A sensibilidade da mamografia é altamente variável, os autores ressaltam. A eficácia para mulheres com tecido adiposo mamário é tão alta quanto 98 por cento, enquanto a eficácia para mulheres com mamas densas pode ser tão baixa quanto 36 por cento. Mulheres que se submetem a mamografia anual pode ainda presente com cânceres encontrados apenas no exame físico, eles disseram. Além disso, alguns estudos sugerem que a exposição à radiação pode contribuir para um aumento na incidência de câncer de mama em populações de alto risco.
Seleção do cancer de mama mais bem sucedida requer aumento da sensibilidade e especificidade, limitando os custos e encargos de radiação, os autores recomendados.
Eles também sugeriram que ótimo atendimento exigirá um novo paradigma de triagem com estratégias específicas do paciente sob medidas de risco com base na história familiar, idade, perfis genéticos e densidade da mama.
"A sensibilidade da mamografia é inversamente proporcional à densidade da mama," explicou Mooney. "Devido à sensibilidade diminuída em mulheres com tecido mamário denso, mas com atenção às preocupações de radiação e uma alta taxa de falsos positivos, geradores de imagens de mama estão se adaptando com as novas tecnologias."
De acordo com os autores, essas novas tecnologias incluem a mamografia de baixa dosagem, mamografia contraste aprimorado (avalia o fluxo de sangue no peito), automatizado ultra-som de toda a mama, imagem molecular, MRI e tomosynthesis (várias mamográfica "fatias" através do peito, semelhante a uma tomografia computadorizada).
"Diminui mortalidade não foram provada com qualquer uma dessas tecnologias emergentes," disse Drukteinis. "Mais uma vez, é improvável que qualquer uma destas novas tecnologias irá substituir a mamografia. O papel destas novas tecnologias é primariamente como um complemento à mamografia de rastreio e pode ser usado em uma combinação sob medida para os fatores de risco e a densidade da mama, com o objetivo de maximização de sensibilidade e especificidade do indivíduo."
"Dada a heterogeneidade da população humana, uma perfeita imagem de tecnologia para seleção do cancer de peito provavelmente nunca será encontrada.
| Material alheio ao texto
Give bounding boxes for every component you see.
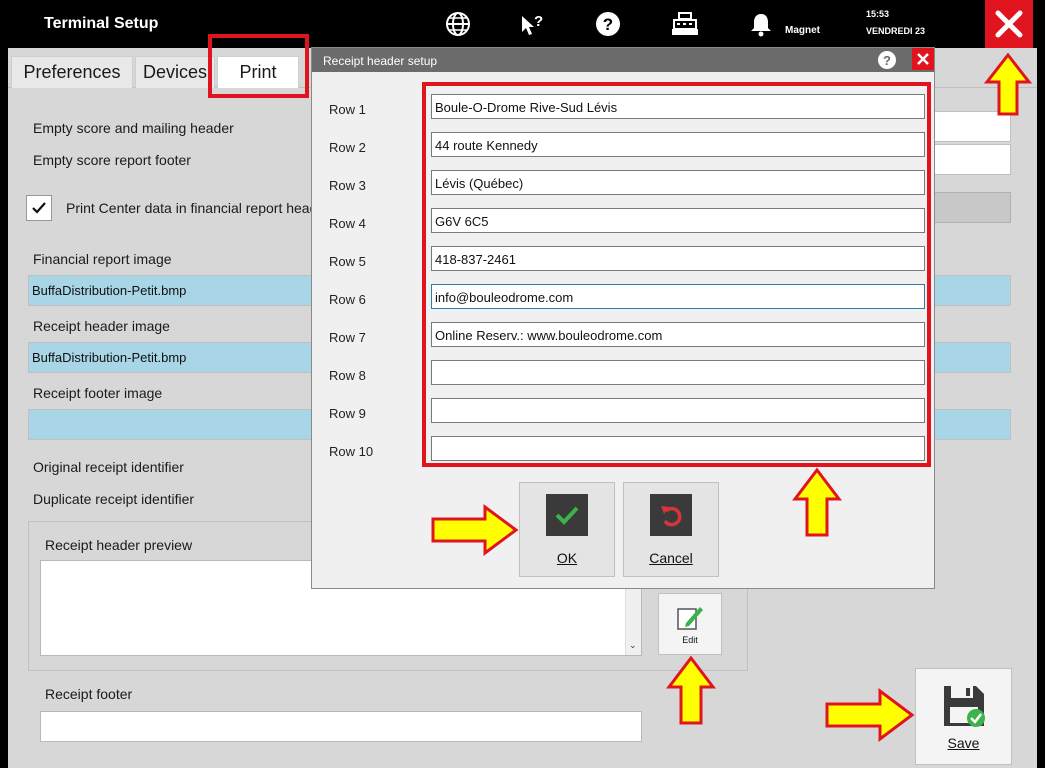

Na verdade, por causa desta heterogeneidade, pode ser ultrapassado, o conceito de uma estratégia se encaixa todos os"Drukteinis, disse.
Os autores concordam que novas tecnologias vão ser cada vez mais personalizadas, integrando fatores específicos do paciente e idade-dependente do risco de câncer "com a aplicação selectiva de tecnologias específicas melhores adaptados à densidade de idade, o risco e o peito da mulher."
A história acima é reproduzida a partir de materiais fornecidos pela H. Lee Moffitt Cancer Center & Research Institute.
Nota: Os materiais podem ser editados para conteúdo e comprimento. Para mais informações, entre em contato com a fonte citada acima.
Aviso: Este artigo não pretende fornecer aconselhamento médico, diagnóstico ou tratamento. Opiniões aqui expressados não refletem necessariamente os da ScienceDaily ou seus funcionários.